A report by the World Wide Fund for Nature (WWF) highlighted a host of detrimental environmental and socio-economic implications of the pipeline. On the environmental front: the pipeline not only cuts through protected areas such as Rahole in Garissa and Nyambene in Meru, it also trespasses several important areas to wildlife, one being the crossing habitat for the Grevy’s zebra.

What of the socio-economic costs? The pipeline poses a significant threat to the tourism and fisheries sector in Samburu and Lamu with a likelihood that construction will damage key fishery nursery sites such as coral reefs. The question of land still haunts the project. A large part of it passes through community lands for which no title deeds exist. Given the nature of Kenya’s law as relates to compensation, the lack of a valid Title to the land may mean that the communities come away with nothing. 

The pipeline…it deserves a story on its own, there will be time for that yet. For now: we return to the big question:

What Next for Kenya’s Oil  

Come 2020 and Tullow Oil was neck deep in problems. The company that had the resources and capabilities to prospect in the country found itself in financial straits. It was looking for buyers for its stake but no one was biting. As the 2021 New Year rose majestically after a difficult period of lockdown, Tullow cowered before the rising sun. Things were bad and only seemed to be growing worse, In three short months shareholders lost Ksh 180.6 billion as the oil giant tripped and stumbled. Tullow Kenya, a casualty of the shock waves rocking the Mother Company, announced staff cuts.

It was a bad time for oil-sellers, earlier projections had estimated that a barrel would sell at $100 dollar. Yet here we were barely breaking $60. The Greta Thunbergs and Vanessa Nakate’s of the world were working hard, and it wasn’t in vain. Everyone was shunning oil, the market was contracting before the very eyes of those who had just hacked it.

A recent report by the World Wide Fund for Nature  established that the prevalence of upper respiratory tract infection (URTIs) has been increasing by the year, blamed on the high carbon dioxide concentration in Turkana. The risk of respiratory infections, heart diseases and even cancer had been significantly increased owing to the drilling operations in Lokichar. 

There is crude oil under the ground and it need only be mined and sold, as President Kenyatta put it. But there is also disease, degradation, and the other incalculable cost to the Turkana people.
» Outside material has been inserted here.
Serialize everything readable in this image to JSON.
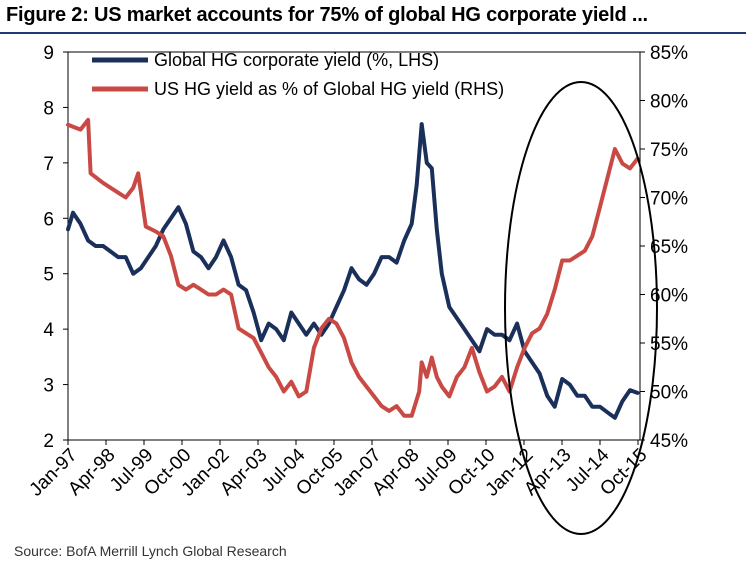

The oil will be sold, by luck or by sheer force of political will, too much has been paid for it to fail.

Yet we must imagine a better framework, with more transparent legislation, more efficient taxation agreements and with a closer eye on the people of Turkana. There is the Petroleum Act 2019 which attempts to address all these and all that is required of us is to apply and respect the ideals reflected there. The dream of oil, while tempered, is not lost. We may yet get our three wishes but only at the price that they merit.

Indeed, if oil is to help this country—our country—then we must demand better from those we have appointed its guardians.